Santé mentale au travail .

La désignation de la santé mentale comme grande cause nationale pour 2025, puis sa reconduction pour 2026, marquent une étape importante dans la reconnaissance d’un malaise devenu structurel.

 L’analyse de  Hervé de Villiers , l’auteur de l’efficacité Viking, nous semble pertinente  pour comprendre que la santé mentale apparaît désormais comme un révélateur du fonctionnement et de la gouvernance de nos organisations de travail au sein des entreprises.

Arrêts de travail

L’augmentation continue des arrêts pour troubles psychiques, la diffusion du burn-out et la perte d’engagement soulignent une réalité désormais bien documentée : le mal-être en France n’est plus marginal, il est systémique .  Les chiffres sont sans appel. La France figure aujourd’hui parmi les pays européens où l’engagement des salariés est le plus faible et la santé mentale la plus dégradée.

 La Suède !

Selon l’OCDE, l’OMS et Eurostat, la Suède figure parmi les pays européens les plus avancés en matière de qualité de vie au travail et de prévention des risques psychosociaux. selon l’enquête ESENER de l’EU-OSHA, la Suède est l’un des pays européens qui réalisent le plus systématiquement des évaluations des risques professionnels.

 Ces évaluations portent à la fois sur la sécurité physique, les facteurs psychosociaux et les dimensions organisationnelles du travail, contribuant ainsi à prévenir le stress, les troubles psychiques et l’épuisement.

Les recherches menées par les institutions suédoises convergent vers un constat central : la majorité des troubles psychiques liés au travail trouvent leur origine dans l’organisation du travail elle-même. Management archaïque,  flou des priorités, conflits de rôle, manque d’autonomie, environnement de travail dégradé,  manque d’autonomie,  manque de visibilité de carrière constituent autant de facteurs déterminants

En France

Or, en France comme chez nous,  la prévention repose souvent sur des dispositifs centrés sur l’individu, comme les formations à la gestion du stress, les cellules d’écoute ou certains programmes de bien-être, qui restent utiles mais insuffisants face aux enjeux structurels. Les travaux récents de l’IGAS  ont souligné  aussi les limites structurelles du management français, tandis que les comparaisons européennes (OCDE, Eurofound, Gallup) montrent que la France cumule un faible engagement des salariés, une perte de sens plus marquée et un absentéisme structurellement plus élevé qu’en Suède, de l’ordre de 30 à 40 % , les troubles psychiques représentant l’une des principales causes d’absences longues. En Suède, au contraire, la prévention est mise en œuvre en amont, via l’organisation du travail et le management.

Performance et bien-être.

Le modèle suédois  a donc su combiner une  approche  qui repose sur quelques principes simples, mais exigeants : un équilibre de vie considéré comme non négociable, une grande clarté sur les rôles et les priorités, un management fondé sur la confiance et focalisé sur l’humain, une politique intelligente de gestion de carrière et une attention constante portée aux conditions réelles de travail. Non par idéologie, mais par pragmatisme.

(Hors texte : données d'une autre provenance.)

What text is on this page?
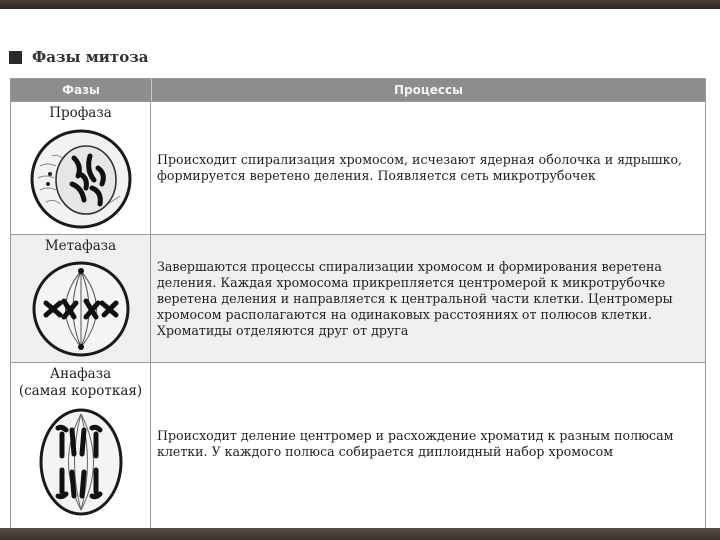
Фазы митоза
Фазы	Процессы
Профаза
Происходит спирализация хромосом, исчезают ядерная оболочка и ядрышко, формируется веретено деления. Появляется сеть микротрубочек
Метафаза
Завершаются процессы спирализации хромосом и формирования веретена деления. Каждая хромосома прикрепляется центромерой к микротрубочке веретена деления и направляется к центральной части клетки. Центромеры хромосом располагаются на одинаковых расстояниях от полюсов клетки. Хроматиды отделяются друг от друга
Анафаза
(самая короткая)
Происходит деление центромер и расхождение хроматид к разным полюсам клетки. У каждого полюса собирается диплоидный набор хромосом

Les entreprises suédoises ont su bâtir des modèles managériaux, des cultures d’innovation et des organisations de travail qui les rendent à la fois plus agiles, attractives et performantes. Et les résultats sont impressionnants : 1er pays de l’UE pour l’innovation, 1er pays européen pour l’égalité de genre au travail, Top 5 mondial pour l’équilibre vie professionnelle / vie personnelle, 2ᵉ écosystème mondial de licornes par habitant, des finances publiques exemplaires avec une dette de 31 % du PIB et un nombre record de multinationales par habitant.

 Le marché du travail.

 Pour les analystes, il serait réducteur d’expliquer les bons résultats suédois uniquement par la culture managériale ou l’organisation du travail, sans tenir compte du cadre du marché de l’emploi.

 En Suède, le marché du travail est fondé sur une forte liberté : les entreprises peuvent ajuster leurs effectifs pour des raisons économiques sans recourir à des plans sociaux complexes.

 A notre avis, les syndicats sont écartés, car  la sécurité » ne consiste pas à garder son emploi, mais à pouvoir en retrouver un autre.

 On peut donc comprendre que ce  cadre organisationnel réduit la peur du changement et de la perte d’emploi, deux facteurs majeurs d’anxiété au travail.

Enfin, il est vrai que le pilotage de la performance privilégie une logique collective( ansanm nou pli fo) , où évaluations régulières et transparentes, feedback constructif et reconnaissance explicite du travail accompli s’articulent pour aligner performance, développement des compétences et santé au travail.